Let’s suppose that you need to do something more complicated, like identify a string as a number that can have a complicated form. You should try to work out the rules for this in a way as to conform to type-3 grammars. If you run into a wall (normally identified by nesting expressions, such as “(5+(3*6+4))”, then you will have to use a type-2 grammar.

If you know you need to go beyond regular grammars, then you are in type-2 land. This is a very complicated realm, one where significant thought and experimentation needs to be done. It’s not totally impassable, but it is difficult. So you must don a thinking cap and get into research mode before proceeding.

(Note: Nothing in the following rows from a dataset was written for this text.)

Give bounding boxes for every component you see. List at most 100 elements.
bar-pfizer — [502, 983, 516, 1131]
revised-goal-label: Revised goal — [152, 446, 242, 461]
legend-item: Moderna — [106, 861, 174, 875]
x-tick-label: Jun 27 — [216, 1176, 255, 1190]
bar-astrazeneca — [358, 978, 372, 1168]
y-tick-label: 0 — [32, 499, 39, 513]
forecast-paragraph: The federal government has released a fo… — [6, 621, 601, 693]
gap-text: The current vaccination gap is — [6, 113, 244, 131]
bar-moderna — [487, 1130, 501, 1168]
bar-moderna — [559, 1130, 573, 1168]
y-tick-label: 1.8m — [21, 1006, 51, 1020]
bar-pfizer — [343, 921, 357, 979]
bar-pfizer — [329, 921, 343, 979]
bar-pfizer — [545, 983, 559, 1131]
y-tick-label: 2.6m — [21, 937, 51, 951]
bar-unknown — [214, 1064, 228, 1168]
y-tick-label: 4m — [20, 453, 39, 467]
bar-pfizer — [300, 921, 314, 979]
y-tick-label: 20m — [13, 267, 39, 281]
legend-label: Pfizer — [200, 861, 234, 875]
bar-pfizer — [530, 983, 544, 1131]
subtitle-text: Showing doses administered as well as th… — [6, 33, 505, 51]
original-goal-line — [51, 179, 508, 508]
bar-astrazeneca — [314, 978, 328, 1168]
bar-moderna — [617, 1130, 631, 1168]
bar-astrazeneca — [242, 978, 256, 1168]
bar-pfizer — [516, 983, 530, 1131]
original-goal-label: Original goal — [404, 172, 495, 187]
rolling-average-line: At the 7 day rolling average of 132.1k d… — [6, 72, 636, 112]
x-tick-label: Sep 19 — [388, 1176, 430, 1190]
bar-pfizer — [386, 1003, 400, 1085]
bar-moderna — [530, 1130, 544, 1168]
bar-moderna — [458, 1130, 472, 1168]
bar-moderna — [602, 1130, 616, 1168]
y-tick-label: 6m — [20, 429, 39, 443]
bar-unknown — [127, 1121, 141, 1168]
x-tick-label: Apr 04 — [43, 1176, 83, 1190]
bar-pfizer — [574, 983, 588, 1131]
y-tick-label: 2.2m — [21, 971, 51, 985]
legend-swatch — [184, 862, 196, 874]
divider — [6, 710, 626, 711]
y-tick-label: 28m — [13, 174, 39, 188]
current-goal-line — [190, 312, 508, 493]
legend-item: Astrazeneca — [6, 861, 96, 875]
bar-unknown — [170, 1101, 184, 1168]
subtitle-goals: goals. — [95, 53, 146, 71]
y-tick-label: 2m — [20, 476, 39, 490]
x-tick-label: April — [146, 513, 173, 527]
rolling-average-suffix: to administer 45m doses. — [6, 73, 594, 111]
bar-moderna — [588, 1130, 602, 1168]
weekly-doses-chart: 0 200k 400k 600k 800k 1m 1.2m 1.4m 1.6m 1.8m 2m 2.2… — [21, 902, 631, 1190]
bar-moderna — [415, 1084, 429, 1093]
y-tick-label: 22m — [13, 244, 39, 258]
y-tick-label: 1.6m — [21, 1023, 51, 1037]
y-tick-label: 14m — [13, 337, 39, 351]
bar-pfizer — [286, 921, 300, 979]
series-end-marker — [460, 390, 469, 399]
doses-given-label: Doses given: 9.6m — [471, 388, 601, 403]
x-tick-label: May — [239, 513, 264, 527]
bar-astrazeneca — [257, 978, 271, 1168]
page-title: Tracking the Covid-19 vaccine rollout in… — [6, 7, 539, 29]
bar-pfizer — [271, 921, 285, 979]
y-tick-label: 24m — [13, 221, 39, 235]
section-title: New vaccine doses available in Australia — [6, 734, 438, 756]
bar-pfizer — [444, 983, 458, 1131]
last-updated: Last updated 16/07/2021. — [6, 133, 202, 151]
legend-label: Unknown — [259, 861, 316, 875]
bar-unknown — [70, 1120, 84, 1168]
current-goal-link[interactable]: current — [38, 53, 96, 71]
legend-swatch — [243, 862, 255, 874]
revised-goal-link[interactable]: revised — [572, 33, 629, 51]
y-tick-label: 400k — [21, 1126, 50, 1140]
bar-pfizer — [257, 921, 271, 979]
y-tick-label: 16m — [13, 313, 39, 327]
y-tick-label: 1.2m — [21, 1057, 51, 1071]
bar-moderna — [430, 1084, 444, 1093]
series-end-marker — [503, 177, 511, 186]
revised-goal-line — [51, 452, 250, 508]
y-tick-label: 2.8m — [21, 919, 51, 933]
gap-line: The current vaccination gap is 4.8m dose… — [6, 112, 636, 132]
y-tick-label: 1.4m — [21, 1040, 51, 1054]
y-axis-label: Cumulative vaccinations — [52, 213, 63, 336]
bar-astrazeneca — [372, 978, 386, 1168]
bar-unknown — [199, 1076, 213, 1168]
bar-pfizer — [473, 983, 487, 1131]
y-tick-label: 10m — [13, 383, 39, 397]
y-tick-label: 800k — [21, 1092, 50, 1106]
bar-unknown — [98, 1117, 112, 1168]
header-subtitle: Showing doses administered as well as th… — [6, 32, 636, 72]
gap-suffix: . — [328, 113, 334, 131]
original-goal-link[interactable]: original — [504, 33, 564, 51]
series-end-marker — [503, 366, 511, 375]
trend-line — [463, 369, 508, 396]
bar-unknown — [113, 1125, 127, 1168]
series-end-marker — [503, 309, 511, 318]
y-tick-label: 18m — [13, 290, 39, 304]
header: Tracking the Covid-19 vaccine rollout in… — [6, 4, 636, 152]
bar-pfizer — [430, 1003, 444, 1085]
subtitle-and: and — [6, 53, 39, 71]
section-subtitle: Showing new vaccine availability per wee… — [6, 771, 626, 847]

If you need context-sensitive grammars, then you are beyond the ability of a computer. It’s best at that point to rethink the problem or understand and note its limitations.

Now, a word on semantics. Semantics is simply attaching a meaning to the grammar. For instance, in English, one style of a sentence is Subject-Verb. This is good if you want to identify something as English, or generate an English sentence. But it isn’t the complete picture. What does a sentence mean? Well, here you have the problem of semantics. You must capture what part of the text was the subject, and which part was the verb, and then identify the meanings of both, and take appropriate action.

This semantical component sounds difficult but in practice it really isn’t. Python grammar is interpreted into a parse tree of basic commands. Each command takes as its argument child trees. Together, they get evaluated depending on what the node is and what its children are. It’s really quite simple when you see it in action.

To conclude, I’ve covered that the problem of handling text can be very hard. But I’ve also shown you the general boundaries and the lay of the land. Your program is going to be able to either handle type-2 (with a lot of work on your part), type-3, or type-4 grammars. And applying semantics isn’t as difficult as you might expect.